Given all of the async functionality already is built into the existing libraries for asynchronous processing, you have nothing to fear as each activity can be fully logged and tracked at each step of the process. The dynamic automation hooks are built directly into the system allowing you to easily organize and evolve complex processes.
Another important feature of the BPM engine is that each task can be assigned to either a human or a system automation. You can create a state machine ENTIRELY for a machine process to track any long running async processes.

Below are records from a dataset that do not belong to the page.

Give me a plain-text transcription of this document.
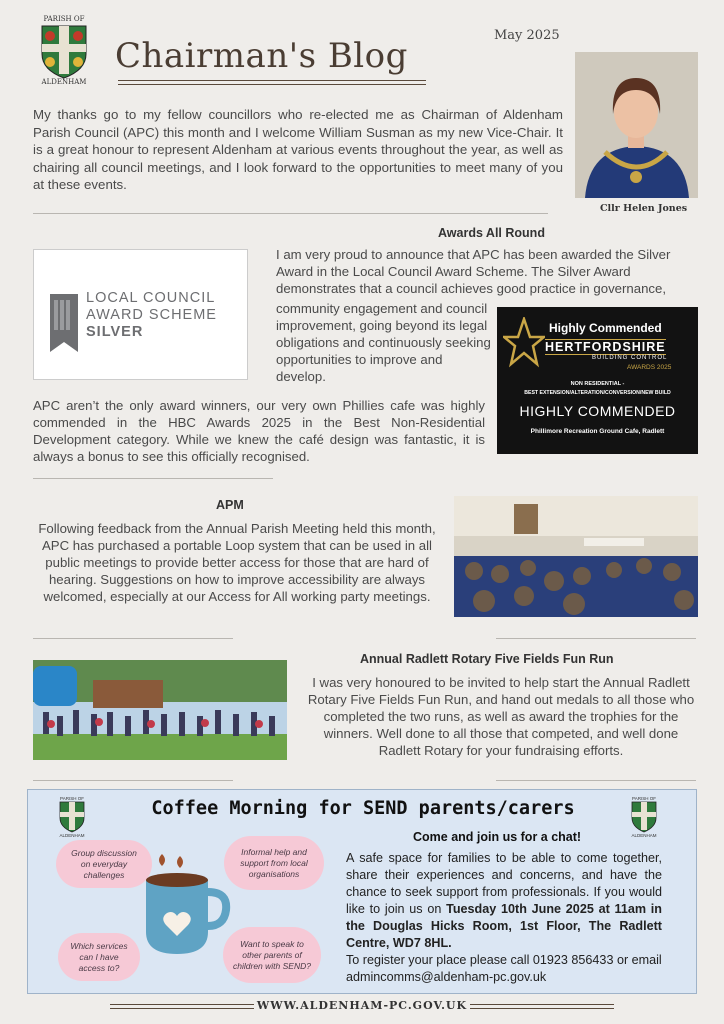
PARISH OF
ALDENHAM
Chairman's Blog
May 2025
Cllr Helen Jones

My thanks go to my fellow councillors who re-elected me as Chairman of Aldenham Parish Council (APC) this month and I welcome William Susman as my new Vice-Chair. It is a great honour to represent Aldenham at various events throughout the year, as well as chairing all council meetings, and I look forward to the opportunities to meet many of you at these events.

Awards All Round
LOCAL COUNCIL
AWARD SCHEME
SILVER

I am very proud to announce that APC has been awarded the Silver Award in the Local Council Award Scheme. The Silver Award demonstrates that a council achieves good practice in governance,

community engagement and council improvement, going beyond its legal obligations and continuously seeking opportunities to improve and develop.

Highly Commended
HERTFORDSHIRE
BUILDING CONTROL
AWARDS 2025
NON RESIDENTIAL -
BEST EXTENSION/ALTERATION/CONVERSION/NEW BUILD
HIGHLY COMMENDED
Phillimore Recreation Ground Cafe, Radlett

APC aren’t the only award winners, our very own Phillies cafe was highly commended in the HBC Awards 2025 in the Best Non-Residential Development category. While we knew the café design was fantastic, it is always a bonus to see this officially recognised.

APM

Following feedback from the Annual Parish Meeting held this month, APC has purchased a portable Loop system that can be used in all public meetings to provide better access for those that are hard of hearing. Suggestions on how to improve accessibility are always welcomed, especially at our Access for All working party meetings.

Annual Radlett Rotary Five Fields Fun Run

I was very honoured to be invited to help start the Annual Radlett Rotary Five Fields Fun Run, and hand out medals to all those who completed the two runs, as well as award the trophies for the winners. Well done to all those that competed, and well done Radlett Rotary for your fundraising efforts.

PARISH OF
ALDENHAM
PARISH OF
ALDENHAM
Coffee Morning for SEND parents/carers
Group discussion on everyday challenges
Informal help and support from local organisations
Which services can I have access to?
Want to speak to other parents of children with SEND?
Come and join us for a chat!

A safe space for families to be able to come together, share their experiences and concerns, and have the chance to seek support from professionals. If you would like to join us on Tuesday 10th June 2025 at 11am in the Douglas Hicks Room, 1st Floor, The Radlett Centre, WD7 8HL.

To register your place please call 01923 856433 or email admincomms@aldenham-pc.gov.uk

WWW.ALDENHAM-PC.GOV.UK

The system is built API first, as a business process management engine. Every function of the system is accessible via a simple REST api that makes system automation a breeze.
Because the system was designed with Reactforce in mind, you can assign a task to anyone, both salesforce users and non-salesforce users alike. This opens your company back up to enterprise wide solutions that were previously unavailable due to Salesforce’s aggressive named user licensing model.
In summary… if you put Asana, Amazon SQS, Apex, Flow, a UML loving business process analyst, and a cost-saving CFO into a blender you would come out with the Business Process Management Plugin. You will love building systems on top of this process engine and I promise your debugging days will no longer be filled with existential dread.